En ce qui concerne la tendance générale du développement chinois, il faut reconnaître que Deng Xiaoping était fort perspicace. A l'époque, il a par exemple établi les trois tâches que la Chine aurait à accomplir pendant une assez longue période à venir : 1) centrer le travail sur l'édification économique et la modernisation du pays ; 2) unifier le pays ; 3) maintenir la paix dans le monde et lutter contre l'hégémonisme. Parmi ces trois tâches, Deng Xiaoping était particulièrement attaché à la réunification du pays, car il s'agit là d'un voeu qu'il voulait à tout prix réaliser de son vivant. Il a affirmé qu'il ne s'agissait pas du tout là d'une illusion, et que pour aboutir, il fallait partir des conditions spécifiques de la Chine. La conception d'"un pays, deux systèmes" est justement le produit réaliste de ses réflexions.
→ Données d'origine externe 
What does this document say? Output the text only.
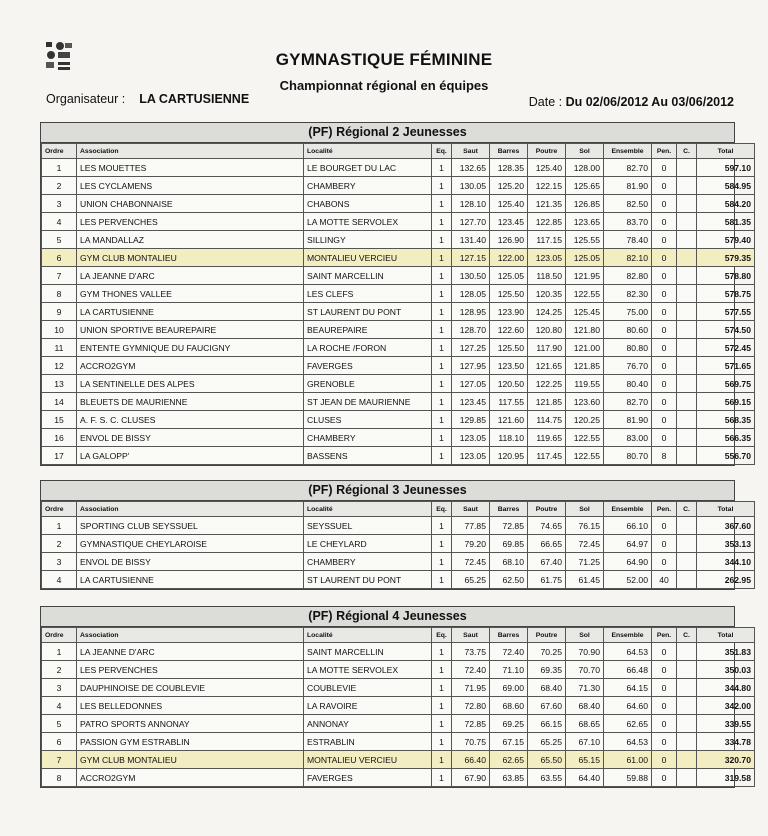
GYMNASTIQUE FÉMININE
Championnat régional en équipes
Organisateur : LA CARTUSIENNE	Date : Du 02/06/2012 Au 03/06/2012
(PF) Régional 2 Jeunesses
Ordre	Association	Localité	Eq.	Saut	Barres	Poutre	Sol	Ensemble	Pen.	C.	Total
1	LES MOUETTES	LE BOURGET DU LAC	1	132.65	128.35	125.40	128.00	82.70	0		597.10
2	LES CYCLAMENS	CHAMBERY	1	130.05	125.20	122.15	125.65	81.90	0		584.95
3	UNION CHABONNAISE	CHABONS	1	128.10	125.40	121.35	126.85	82.50	0		584.20
4	LES PERVENCHES	LA MOTTE SERVOLEX	1	127.70	123.45	122.85	123.65	83.70	0		581.35
5	LA MANDALLAZ	SILLINGY	1	131.40	126.90	117.15	125.55	78.40	0		579.40
6	GYM CLUB MONTALIEU	MONTALIEU VERCIEU	1	127.15	122.00	123.05	125.05	82.10	0		579.35
7	LA JEANNE D'ARC	SAINT MARCELLIN	1	130.50	125.05	118.50	121.95	82.80	0		578.80
8	GYM THONES VALLEE	LES CLEFS	1	128.05	125.50	120.35	122.55	82.30	0		578.75
9	LA CARTUSIENNE	ST LAURENT DU PONT	1	128.95	123.90	124.25	125.45	75.00	0		577.55
10	UNION SPORTIVE BEAUREPAIRE	BEAUREPAIRE	1	128.70	122.60	120.80	121.80	80.60	0		574.50
11	ENTENTE GYMNIQUE DU FAUCIGNY	LA ROCHE /FORON	1	127.25	125.50	117.90	121.00	80.80	0		572.45
12	ACCRO2GYM	FAVERGES	1	127.95	123.50	121.65	121.85	76.70	0		571.65
13	LA SENTINELLE DES ALPES	GRENOBLE	1	127.05	120.50	122.25	119.55	80.40	0		569.75
14	BLEUETS DE MAURIENNE	ST JEAN DE MAURIENNE	1	123.45	117.55	121.85	123.60	82.70	0		569.15
15	A. F. S. C. CLUSES	CLUSES	1	129.85	121.60	114.75	120.25	81.90	0		568.35
16	ENVOL DE BISSY	CHAMBERY	1	123.05	118.10	119.65	122.55	83.00	0		566.35
17	LA GALOPP'	BASSENS	1	123.05	120.95	117.45	122.55	80.70	8		556.70
(PF) Régional 3 Jeunesses
Ordre	Association	Localité	Eq.	Saut	Barres	Poutre	Sol	Ensemble	Pen.	C.	Total
1	SPORTING CLUB SEYSSUEL	SEYSSUEL	1	77.85	72.85	74.65	76.15	66.10	0		367.60
2	GYMNASTIQUE CHEYLAROISE	LE CHEYLARD	1	79.20	69.85	66.65	72.45	64.97	0		353.13
3	ENVOL DE BISSY	CHAMBERY	1	72.45	68.10	67.40	71.25	64.90	0		344.10
4	LA CARTUSIENNE	ST LAURENT DU PONT	1	65.25	62.50	61.75	61.45	52.00	40		262.95
(PF) Régional 4 Jeunesses
Ordre	Association	Localité	Eq.	Saut	Barres	Poutre	Sol	Ensemble	Pen.	C.	Total
1	LA JEANNE D'ARC	SAINT MARCELLIN	1	73.75	72.40	70.25	70.90	64.53	0		351.83
2	LES PERVENCHES	LA MOTTE SERVOLEX	1	72.40	71.10	69.35	70.70	66.48	0		350.03
3	DAUPHINOISE DE COUBLEVIE	COUBLEVIE	1	71.95	69.00	68.40	71.30	64.15	0		344.80
4	LES BELLEDONNES	LA RAVOIRE	1	72.80	68.60	67.60	68.40	64.60	0		342.00
5	PATRO SPORTS ANNONAY	ANNONAY	1	72.85	69.25	66.15	68.65	62.65	0		339.55
6	PASSION GYM ESTRABLIN	ESTRABLIN	1	70.75	67.15	65.25	67.10	64.53	0		334.78
7	GYM CLUB MONTALIEU	MONTALIEU VERCIEU	1	66.40	62.65	65.50	65.15	61.00	0		320.70
8	ACCRO2GYM	FAVERGES	1	67.90	63.85	63.55	64.40	59.88	0		319.58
« Vent du Sud » : Parmi toutes les louanges qu'on lui a adressées, Deng Xiaoping n'a, semble-t-il, approuvé que le titre de "concepteur général de la politique de réforme et d'ouverture sur l'extérieur". D'après vous, était-il certain que ses idées seraient appliquées ?
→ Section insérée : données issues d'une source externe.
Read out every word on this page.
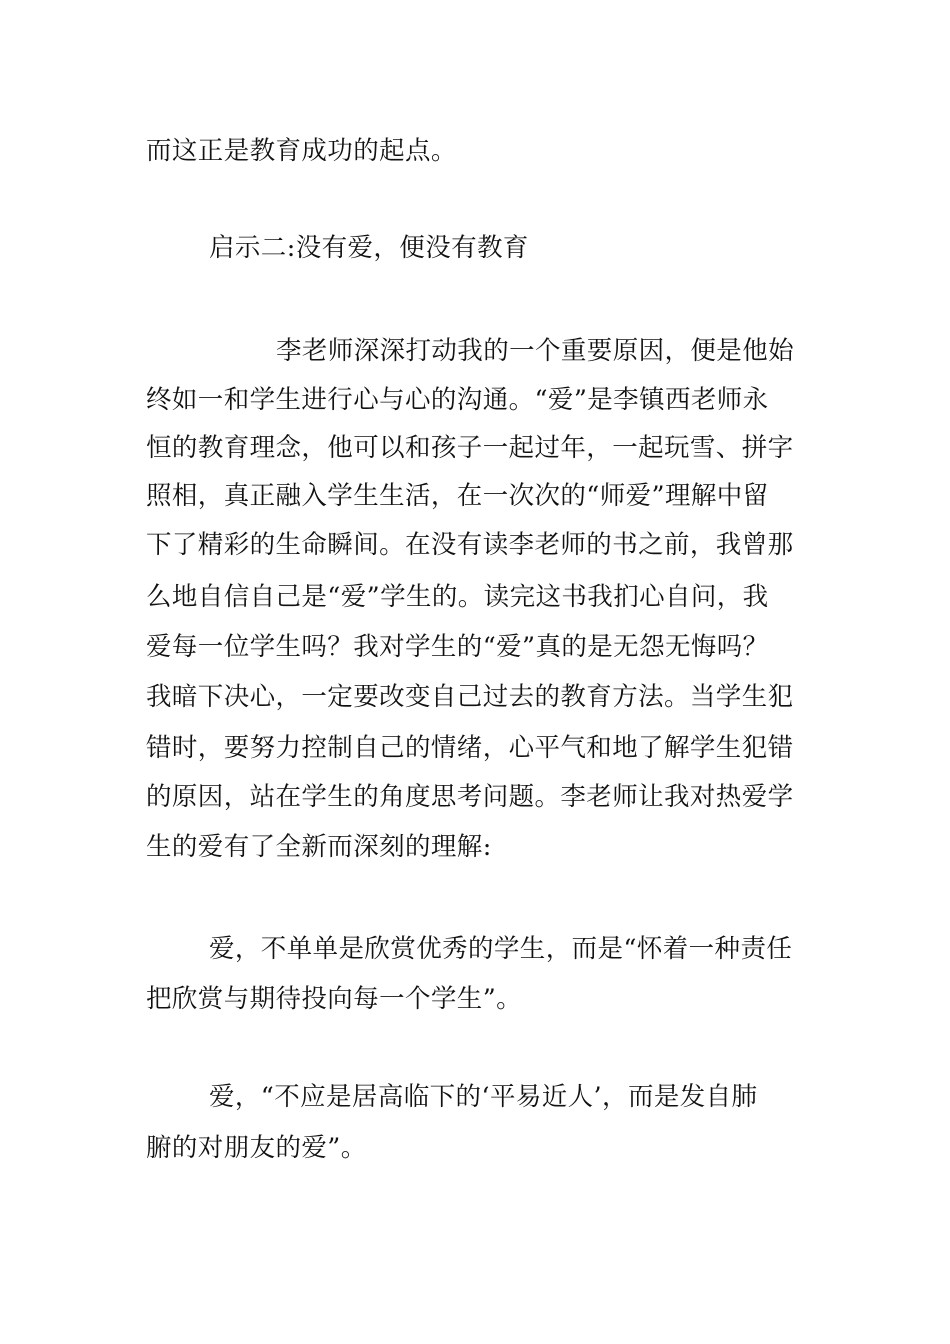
而这正是教育成功的起点。
启示二:没有爱，便没有教育
李老师深深打动我的一个重要原因，便是他始
终如一和学生进行心与心的沟通。“爱”是李镇西老师永
恒的教育理念，他可以和孩子一起过年，一起玩雪、拼字
照相，真正融入学生生活，在一次次的“师爱”理解中留
下了精彩的生命瞬间。在没有读李老师的书之前，我曾那
么地自信自己是“爱”学生的。读完这书我扪心自问，我
爱每一位学生吗？我对学生的“爱”真的是无怨无悔吗？
我暗下决心，一定要改变自己过去的教育方法。当学生犯
错时，要努力控制自己的情绪，心平气和地了解学生犯错
的原因，站在学生的角度思考问题。李老师让我对热爱学
生的爱有了全新而深刻的理解:
爱，不单单是欣赏优秀的学生，而是“怀着一种责任
把欣赏与期待投向每一个学生”。
爱，“不应是居高临下的‘平易近人’，而是发自肺
腑的对朋友的爱”。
Yan : Au soir de sa vie, Deng Xiaoping voyait de plus en plus clairement que la stabilité était essentielle pour la Chine, et que persister dans la réforme et l'ouverture sur l'extérieur constituait le seul moyen pour maintenir la stabilité du pays. Aux alentours de 1989, ce qui le préoccupait le plus était de préserver la ligne générale de réforme et d'ouverture de toute interférence. S'il avait une telle confiance dans l'application de cette politique, c'est parce qu'il était convaincu qu'il s'agissait d'un courant historique irrésistible que rien ni personne ne pouvaient arrêter.

Voilà la raison pour laquelle Deng Xiaoping avait l'esprit tranquille pendant sa vieillesse. Dès 1988, il a déclaré : "J'espère que mon influence disparaîtra rapidement, le plus tôt sera le mieux."

Finalement, il est parti et, en effet, son départ n'a pas provoqué le moindre remous. Le Parti et le peuple chinois ont accepté sereinement qu'il s'en aille.